Eli is teething. He has his front teeth, and now he’s growing molars, which would be entirely sensible except that he hasn’t yet grown any of the teeth that go between front teeth and molars. So there’s that.
Eli is in love with this book. It’s Sandra Boynton’s Moo, Baa, La La La. He will sign for us (me) to read it over and over and over and over. Same story, eight times in a row? Twelve times? Fifteen? He’s happy.
This is what Eli does when he’s teething: He doesn’t sleep well. He tries to bite Dane and I more than usual.
Here’s what he doesn’t do: drool, chew on things, [insert any other typical teething behavior here].
Here’s what I do when I don’t have enough sleep because Eli is teething: stare off into space at random intervals; forget to do things of dubious import, like ‘make dinner’; wonder why we are not sleeping enough; continue to not think of teething as a possible cause; be cranky; try not to be cranky; feel guilty about failing to not be cranky; wonder why the baby just bit my shoulder for the eighteenth time today.

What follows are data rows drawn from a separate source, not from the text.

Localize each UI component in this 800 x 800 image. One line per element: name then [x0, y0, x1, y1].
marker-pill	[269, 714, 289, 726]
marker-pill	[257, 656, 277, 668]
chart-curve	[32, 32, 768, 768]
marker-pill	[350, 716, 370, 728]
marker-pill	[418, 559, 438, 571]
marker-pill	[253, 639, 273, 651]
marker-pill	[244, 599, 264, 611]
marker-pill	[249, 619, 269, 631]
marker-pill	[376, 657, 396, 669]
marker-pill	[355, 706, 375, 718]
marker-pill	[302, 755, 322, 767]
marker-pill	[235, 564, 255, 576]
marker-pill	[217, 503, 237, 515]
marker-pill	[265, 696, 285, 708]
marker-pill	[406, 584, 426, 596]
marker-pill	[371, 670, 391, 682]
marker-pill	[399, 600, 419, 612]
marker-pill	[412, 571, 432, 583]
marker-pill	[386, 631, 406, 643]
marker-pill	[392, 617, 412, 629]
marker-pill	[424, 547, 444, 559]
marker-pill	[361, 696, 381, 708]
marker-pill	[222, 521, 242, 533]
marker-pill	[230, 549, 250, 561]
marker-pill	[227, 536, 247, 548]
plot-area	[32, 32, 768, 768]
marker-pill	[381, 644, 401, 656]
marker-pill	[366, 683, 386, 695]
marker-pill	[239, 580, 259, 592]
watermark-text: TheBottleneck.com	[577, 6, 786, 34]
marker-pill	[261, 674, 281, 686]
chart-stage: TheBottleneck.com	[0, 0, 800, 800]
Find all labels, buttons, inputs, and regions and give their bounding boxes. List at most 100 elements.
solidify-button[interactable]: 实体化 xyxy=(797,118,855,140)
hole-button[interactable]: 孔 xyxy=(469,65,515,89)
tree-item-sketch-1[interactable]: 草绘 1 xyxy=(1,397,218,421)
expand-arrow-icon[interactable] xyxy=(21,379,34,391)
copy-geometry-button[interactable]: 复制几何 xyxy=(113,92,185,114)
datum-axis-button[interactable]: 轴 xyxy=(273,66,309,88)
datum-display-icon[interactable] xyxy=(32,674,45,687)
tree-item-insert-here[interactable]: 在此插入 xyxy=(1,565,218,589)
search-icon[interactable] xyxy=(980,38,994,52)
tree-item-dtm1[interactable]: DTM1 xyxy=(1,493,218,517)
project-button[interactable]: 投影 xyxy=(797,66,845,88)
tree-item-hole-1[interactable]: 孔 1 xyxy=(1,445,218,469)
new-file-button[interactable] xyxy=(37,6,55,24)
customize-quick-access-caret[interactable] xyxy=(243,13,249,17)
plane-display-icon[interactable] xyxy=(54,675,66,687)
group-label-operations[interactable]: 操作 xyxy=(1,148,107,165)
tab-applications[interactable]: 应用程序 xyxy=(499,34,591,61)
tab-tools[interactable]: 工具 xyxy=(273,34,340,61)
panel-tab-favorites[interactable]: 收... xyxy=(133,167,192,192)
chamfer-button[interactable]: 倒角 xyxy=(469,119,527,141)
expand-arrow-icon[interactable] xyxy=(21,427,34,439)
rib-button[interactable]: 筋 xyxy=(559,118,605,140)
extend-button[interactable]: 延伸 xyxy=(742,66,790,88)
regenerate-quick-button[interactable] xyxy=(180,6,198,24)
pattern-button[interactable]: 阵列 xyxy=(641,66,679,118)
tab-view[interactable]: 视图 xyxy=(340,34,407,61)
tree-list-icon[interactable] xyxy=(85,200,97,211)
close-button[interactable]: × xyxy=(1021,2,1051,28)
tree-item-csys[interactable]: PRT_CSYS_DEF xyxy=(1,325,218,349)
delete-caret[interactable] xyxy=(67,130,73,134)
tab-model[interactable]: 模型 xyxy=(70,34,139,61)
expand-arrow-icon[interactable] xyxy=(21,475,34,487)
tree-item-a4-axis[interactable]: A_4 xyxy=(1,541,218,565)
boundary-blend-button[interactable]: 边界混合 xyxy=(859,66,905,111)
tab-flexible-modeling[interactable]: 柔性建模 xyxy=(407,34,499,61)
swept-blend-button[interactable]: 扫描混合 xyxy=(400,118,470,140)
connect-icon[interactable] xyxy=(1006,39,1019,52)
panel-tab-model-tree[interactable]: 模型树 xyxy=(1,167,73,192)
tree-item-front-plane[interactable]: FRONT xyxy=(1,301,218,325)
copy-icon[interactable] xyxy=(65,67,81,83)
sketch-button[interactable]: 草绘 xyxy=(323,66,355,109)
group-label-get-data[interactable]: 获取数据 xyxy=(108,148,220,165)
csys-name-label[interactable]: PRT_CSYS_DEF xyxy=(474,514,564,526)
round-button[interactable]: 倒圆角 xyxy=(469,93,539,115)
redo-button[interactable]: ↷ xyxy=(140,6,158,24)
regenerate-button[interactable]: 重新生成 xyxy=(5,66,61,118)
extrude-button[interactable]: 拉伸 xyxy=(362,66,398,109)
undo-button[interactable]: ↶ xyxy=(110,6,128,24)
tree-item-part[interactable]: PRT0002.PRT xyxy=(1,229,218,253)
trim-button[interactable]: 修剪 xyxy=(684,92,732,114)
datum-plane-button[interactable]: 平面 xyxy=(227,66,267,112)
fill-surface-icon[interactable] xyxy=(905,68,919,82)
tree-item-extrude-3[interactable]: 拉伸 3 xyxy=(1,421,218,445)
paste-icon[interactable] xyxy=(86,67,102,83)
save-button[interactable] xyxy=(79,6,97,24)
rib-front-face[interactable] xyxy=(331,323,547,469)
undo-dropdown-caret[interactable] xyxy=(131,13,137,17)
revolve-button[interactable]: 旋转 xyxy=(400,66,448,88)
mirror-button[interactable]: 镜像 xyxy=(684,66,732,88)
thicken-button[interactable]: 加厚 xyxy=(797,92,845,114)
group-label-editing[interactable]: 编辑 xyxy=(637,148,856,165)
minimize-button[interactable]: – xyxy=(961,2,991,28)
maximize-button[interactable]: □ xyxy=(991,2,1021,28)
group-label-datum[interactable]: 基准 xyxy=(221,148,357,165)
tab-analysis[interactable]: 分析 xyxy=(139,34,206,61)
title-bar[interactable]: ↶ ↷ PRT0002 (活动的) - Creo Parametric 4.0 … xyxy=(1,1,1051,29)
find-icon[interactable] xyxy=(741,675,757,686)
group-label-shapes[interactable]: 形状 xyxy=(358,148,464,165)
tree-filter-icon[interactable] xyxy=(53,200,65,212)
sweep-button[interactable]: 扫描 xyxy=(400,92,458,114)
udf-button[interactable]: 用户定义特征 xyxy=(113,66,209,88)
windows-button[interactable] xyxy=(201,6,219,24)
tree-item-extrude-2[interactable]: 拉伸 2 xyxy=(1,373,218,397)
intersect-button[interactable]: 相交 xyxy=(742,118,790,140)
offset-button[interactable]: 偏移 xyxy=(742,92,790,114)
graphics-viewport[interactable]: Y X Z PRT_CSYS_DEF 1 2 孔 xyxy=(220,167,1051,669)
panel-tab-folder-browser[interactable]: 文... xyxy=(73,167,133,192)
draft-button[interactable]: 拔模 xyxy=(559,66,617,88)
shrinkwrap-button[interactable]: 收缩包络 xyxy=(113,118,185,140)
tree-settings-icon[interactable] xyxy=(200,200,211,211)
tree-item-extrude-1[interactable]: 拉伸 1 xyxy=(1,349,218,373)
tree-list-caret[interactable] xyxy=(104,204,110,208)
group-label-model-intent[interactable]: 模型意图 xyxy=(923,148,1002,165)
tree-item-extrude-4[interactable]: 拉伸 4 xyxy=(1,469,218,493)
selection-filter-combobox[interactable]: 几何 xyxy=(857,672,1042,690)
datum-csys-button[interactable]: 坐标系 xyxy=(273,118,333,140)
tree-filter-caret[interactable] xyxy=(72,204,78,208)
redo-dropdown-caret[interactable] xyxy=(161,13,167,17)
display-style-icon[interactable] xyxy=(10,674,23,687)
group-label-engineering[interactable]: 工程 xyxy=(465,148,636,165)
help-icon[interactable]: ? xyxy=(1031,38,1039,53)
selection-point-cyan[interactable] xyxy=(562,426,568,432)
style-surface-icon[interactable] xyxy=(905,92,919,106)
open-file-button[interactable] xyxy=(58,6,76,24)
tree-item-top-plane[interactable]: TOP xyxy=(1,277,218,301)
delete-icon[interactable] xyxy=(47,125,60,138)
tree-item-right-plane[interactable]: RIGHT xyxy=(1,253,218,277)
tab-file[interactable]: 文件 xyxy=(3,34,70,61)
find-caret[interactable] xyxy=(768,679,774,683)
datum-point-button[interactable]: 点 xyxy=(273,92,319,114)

Runner-up favorites: Peek-a-Who and Snuggle Puppy. You know you're a beloved book when your cover is halfway chewed off.
But here is what has really been troubling me: one of our kids grew their canines before all their other teeth. For a few weeks, we had a little baby with pointy fangs and no front teeth.
And I cannot remember for certain who it was.
My thought process goes something like: I could look it up (I thought it was Sadie, but maybe not?) because I do write these things down (not Audrey?) but I don’t know (not Abigail, because she was the first) where all that written-down stuff is (I don’t think it was Owen) because it hasn’t been unpacked since (though it could have been Owen) we moved. Eleven months ago.
And then I am interrupted by the three-year-old hollering, “Mom? Eli won’t share the scissors.”
This is when I realize I HAVE RATHER MORE IMPORTANT THINGS TO BE CONCERNED WITH THAN WHO GREW WHICH TEETH WHEN. Which may be related to why I don’t remember which of my beloved offspring was the vampire baby in the first place. Just a thought.


{ 12 comments… read them below or add one }
over tired. such an unfortunate state ~ leading to no end of random wonderings. especially if it happens to be the middle of the night!
Yes, exactly!
LOL. Love it. I only have two kids but they’re both girls and they look alike. Years from now, I have a feeling I will be in the same predicament.
There are worse predicaments to be in, for sure.
Ah, teething. And not sleeping. And scissors. Such familiarity here. Even the books, I dare say! Hang in there. Dinner can be nachos. At least that’s what my sister-in-law taught me. (My savior!)
Dinner turned out to be pizza on store-bought pizza dough. (We ran out of bread flour!) Not much more involved than nachos.
I think I will use this blog post as an example of stream-of-consciousness when I teach American Lit. in the spring. And, by the way, that’s exactly how my mind works except I don’t even have the excuse of five children or a teething baby. So yeah.
But you, my dear, have a pet chinchilla, and I really think that trumps all. And look at how you’re lesson planning months ahead of time! And multitasking! (Blog reading + pretend lesson planning = multitasking, right? Oh yes!)
I suppose they tell you to write crap down because there’s no way you can remember it when your brain lives in a constant state of foggy exhaustion … but I’ve never been one to listen. Therefore, I can’t remember much of that stuff for my TWO kids. I can’t image having to remember for so many. That you remember the vampire teeth at all is pretty good.
Constant. state. foggy. exhaustion. YES. THIS.
Both of my little boys had fangs. This time last year in fact.
That seems easier to remember. Or… hard to forget.